# Exporting Images from LR Mobile



## Colin PM (Apr 30, 2015)

Hi
I suspect this might be a limitation of Apples IOS but I wonder if anybody has a workaround for the following. Having edited some small (600KB) jpegs in LR Mob I would like to save these back to my iPad's camera roll or some other album so I can Airplay them via an Apple TV. The problem is that (the IOS?) will only let me share/save 4 at most at one go to the camera roll. If you select tick select more than this the option to save to camera roll is not there.

Cheers
Colin


----------



## johnbeardy (Apr 30, 2015)

What versions of the software are you using, Colin? I'm on iOS 8 and LrM 1.4 and was able to tap Share, swipe-select 10 pictures, and then send them to iCloud Photo Sharing - but Camera Roll is gone.
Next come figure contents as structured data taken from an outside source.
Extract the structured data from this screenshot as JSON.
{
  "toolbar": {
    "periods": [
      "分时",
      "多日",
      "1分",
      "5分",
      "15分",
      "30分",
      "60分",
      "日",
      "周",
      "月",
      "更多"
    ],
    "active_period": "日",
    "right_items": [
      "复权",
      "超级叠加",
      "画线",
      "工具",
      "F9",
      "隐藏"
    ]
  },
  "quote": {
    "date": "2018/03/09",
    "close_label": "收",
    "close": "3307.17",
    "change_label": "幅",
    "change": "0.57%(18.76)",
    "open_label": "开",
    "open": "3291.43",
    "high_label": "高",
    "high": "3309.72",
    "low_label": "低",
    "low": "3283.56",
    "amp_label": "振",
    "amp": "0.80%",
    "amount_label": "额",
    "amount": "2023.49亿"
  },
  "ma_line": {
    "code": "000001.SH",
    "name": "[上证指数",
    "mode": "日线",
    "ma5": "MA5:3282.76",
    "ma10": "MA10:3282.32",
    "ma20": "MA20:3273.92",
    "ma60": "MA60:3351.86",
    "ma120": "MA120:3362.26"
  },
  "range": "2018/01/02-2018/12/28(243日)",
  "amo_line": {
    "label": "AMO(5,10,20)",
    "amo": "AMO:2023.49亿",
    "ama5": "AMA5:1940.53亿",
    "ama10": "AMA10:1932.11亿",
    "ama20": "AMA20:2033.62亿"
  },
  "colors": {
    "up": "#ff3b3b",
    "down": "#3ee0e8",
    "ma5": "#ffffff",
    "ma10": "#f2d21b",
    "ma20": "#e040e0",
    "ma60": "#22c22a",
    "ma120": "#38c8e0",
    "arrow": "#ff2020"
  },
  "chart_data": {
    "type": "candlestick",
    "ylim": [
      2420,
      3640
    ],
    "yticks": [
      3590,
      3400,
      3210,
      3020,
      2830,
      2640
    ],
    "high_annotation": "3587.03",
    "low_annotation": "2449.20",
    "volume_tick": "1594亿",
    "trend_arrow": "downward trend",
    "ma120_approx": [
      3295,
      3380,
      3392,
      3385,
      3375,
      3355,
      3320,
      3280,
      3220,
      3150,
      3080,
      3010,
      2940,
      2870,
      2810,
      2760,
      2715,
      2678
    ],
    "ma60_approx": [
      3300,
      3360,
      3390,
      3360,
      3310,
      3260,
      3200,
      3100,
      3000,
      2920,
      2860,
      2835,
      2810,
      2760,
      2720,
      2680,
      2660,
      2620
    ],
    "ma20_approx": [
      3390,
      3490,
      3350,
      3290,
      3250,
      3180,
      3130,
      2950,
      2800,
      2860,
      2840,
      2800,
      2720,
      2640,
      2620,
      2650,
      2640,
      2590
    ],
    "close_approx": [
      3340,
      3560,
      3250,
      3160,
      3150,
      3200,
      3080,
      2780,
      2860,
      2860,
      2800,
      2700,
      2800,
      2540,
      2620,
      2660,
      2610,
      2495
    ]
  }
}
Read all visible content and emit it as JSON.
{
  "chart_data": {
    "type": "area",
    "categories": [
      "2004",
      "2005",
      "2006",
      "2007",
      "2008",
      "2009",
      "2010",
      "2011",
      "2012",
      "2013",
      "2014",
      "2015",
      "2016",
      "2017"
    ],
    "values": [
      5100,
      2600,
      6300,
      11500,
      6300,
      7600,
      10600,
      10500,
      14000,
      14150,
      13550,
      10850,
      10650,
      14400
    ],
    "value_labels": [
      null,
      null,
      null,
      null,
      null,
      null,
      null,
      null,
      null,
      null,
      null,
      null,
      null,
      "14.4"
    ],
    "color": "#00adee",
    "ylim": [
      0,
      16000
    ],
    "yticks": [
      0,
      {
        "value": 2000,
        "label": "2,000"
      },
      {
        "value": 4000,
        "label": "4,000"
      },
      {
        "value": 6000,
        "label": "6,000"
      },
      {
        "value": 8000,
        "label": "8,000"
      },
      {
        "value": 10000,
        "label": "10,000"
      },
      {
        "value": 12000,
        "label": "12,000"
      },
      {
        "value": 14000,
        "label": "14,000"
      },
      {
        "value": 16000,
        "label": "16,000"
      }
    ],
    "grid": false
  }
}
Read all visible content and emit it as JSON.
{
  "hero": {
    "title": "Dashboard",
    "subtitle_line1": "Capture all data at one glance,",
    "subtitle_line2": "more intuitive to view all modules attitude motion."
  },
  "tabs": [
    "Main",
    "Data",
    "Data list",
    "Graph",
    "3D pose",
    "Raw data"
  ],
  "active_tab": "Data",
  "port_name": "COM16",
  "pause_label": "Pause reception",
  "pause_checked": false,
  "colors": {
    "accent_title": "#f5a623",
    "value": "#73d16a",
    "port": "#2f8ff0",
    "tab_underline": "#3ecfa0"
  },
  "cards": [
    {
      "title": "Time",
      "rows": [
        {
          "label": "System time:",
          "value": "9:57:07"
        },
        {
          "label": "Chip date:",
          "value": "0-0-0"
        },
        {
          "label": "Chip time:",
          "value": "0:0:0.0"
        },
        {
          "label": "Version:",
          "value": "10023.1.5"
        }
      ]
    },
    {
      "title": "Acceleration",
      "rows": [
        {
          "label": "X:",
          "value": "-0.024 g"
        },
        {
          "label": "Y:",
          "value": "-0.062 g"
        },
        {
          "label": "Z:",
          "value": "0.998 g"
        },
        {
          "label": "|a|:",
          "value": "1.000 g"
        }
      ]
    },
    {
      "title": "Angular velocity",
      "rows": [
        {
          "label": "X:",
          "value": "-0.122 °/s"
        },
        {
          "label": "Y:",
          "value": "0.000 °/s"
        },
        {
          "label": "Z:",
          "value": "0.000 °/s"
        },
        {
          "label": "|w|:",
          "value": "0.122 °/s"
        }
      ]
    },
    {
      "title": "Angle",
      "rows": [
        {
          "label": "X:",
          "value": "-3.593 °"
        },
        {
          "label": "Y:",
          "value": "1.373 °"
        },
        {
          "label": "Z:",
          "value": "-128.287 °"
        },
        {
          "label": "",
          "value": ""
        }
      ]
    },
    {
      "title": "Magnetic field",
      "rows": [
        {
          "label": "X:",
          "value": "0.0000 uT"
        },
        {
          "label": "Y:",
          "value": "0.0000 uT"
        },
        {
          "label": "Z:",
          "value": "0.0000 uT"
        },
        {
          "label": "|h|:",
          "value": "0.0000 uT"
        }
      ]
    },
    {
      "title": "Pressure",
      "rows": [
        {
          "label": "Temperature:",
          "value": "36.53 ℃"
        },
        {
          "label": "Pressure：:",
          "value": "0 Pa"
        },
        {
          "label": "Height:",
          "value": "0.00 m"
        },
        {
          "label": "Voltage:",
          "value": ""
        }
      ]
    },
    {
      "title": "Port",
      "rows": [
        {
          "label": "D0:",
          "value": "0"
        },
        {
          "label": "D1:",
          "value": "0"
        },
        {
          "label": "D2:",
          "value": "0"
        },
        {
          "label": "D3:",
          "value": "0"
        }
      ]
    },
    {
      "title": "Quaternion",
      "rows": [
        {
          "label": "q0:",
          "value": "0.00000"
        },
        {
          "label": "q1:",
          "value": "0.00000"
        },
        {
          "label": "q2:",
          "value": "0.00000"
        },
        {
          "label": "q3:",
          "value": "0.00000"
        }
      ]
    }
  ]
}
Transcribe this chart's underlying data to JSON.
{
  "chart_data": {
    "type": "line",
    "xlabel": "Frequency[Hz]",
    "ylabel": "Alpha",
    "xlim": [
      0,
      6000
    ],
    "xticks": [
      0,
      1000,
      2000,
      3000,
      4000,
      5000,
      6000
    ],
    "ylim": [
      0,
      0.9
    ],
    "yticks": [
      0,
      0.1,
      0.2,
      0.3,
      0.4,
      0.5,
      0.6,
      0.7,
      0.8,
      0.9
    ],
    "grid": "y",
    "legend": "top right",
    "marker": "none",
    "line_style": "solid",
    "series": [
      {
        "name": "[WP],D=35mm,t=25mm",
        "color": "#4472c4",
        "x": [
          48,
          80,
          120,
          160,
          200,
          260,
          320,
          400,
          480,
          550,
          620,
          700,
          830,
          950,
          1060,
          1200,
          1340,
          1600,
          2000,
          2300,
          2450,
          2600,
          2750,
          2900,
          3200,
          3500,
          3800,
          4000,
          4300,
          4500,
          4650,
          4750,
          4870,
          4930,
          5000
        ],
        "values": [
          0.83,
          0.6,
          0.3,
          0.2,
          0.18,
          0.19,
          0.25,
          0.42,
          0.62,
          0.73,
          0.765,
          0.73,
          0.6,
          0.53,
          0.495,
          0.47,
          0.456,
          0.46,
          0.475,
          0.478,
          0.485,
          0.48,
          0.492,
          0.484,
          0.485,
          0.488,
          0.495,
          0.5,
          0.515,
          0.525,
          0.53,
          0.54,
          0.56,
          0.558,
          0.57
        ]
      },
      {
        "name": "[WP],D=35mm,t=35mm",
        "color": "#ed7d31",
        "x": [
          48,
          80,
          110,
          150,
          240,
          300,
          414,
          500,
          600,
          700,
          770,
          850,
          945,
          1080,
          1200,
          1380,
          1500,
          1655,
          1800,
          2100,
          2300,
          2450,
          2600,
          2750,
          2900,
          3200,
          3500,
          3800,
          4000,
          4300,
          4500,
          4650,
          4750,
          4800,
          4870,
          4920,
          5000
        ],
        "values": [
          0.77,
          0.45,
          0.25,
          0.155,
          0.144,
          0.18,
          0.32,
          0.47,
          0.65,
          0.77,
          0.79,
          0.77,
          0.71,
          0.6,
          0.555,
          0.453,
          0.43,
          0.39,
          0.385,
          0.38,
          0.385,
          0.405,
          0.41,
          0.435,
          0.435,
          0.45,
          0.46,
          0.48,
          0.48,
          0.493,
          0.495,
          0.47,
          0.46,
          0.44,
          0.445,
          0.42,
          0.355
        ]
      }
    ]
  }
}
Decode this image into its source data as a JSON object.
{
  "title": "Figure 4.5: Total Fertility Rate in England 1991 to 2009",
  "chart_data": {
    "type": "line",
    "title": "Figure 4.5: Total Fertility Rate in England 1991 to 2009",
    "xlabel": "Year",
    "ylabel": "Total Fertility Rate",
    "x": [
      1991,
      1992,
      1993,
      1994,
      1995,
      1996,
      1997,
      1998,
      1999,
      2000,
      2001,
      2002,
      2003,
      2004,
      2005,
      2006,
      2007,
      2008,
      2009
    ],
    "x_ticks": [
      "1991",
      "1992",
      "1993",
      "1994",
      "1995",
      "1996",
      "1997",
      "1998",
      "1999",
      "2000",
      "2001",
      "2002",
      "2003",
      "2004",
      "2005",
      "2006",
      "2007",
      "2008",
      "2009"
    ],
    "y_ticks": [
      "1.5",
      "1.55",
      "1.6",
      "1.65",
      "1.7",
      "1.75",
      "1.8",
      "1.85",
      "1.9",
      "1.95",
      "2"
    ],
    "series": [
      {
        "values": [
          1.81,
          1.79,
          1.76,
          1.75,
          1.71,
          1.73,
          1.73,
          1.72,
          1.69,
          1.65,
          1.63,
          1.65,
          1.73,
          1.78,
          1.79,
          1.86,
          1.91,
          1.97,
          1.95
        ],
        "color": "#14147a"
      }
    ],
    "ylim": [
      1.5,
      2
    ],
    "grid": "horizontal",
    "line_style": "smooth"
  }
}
However, why do you need to leave LrM to use Airplay? I just do it directly in LrM.

John


----------



## Jim Wilde (Apr 30, 2015)

But answering the specific issue regarding saving to Camera Roll, I understand there's a 5 image limit, which is imposed due to memory limitations. But don't ask me what that means, I'm only passing on the info I received from another source.


----------



## Colin PM (Apr 30, 2015)

Thank you gentlemen for your replies. I have successfully uploaded images to iCloud Photo Sharing and shared the album with myself. This album I am able to full screen AirPlay. If I try to AirPlay from the LR Mobile screen it is of the mirroring variety and is constrained to the 4x3 iPad screen format. So a round the houses solution but the end result is what I needed, thanks.


----------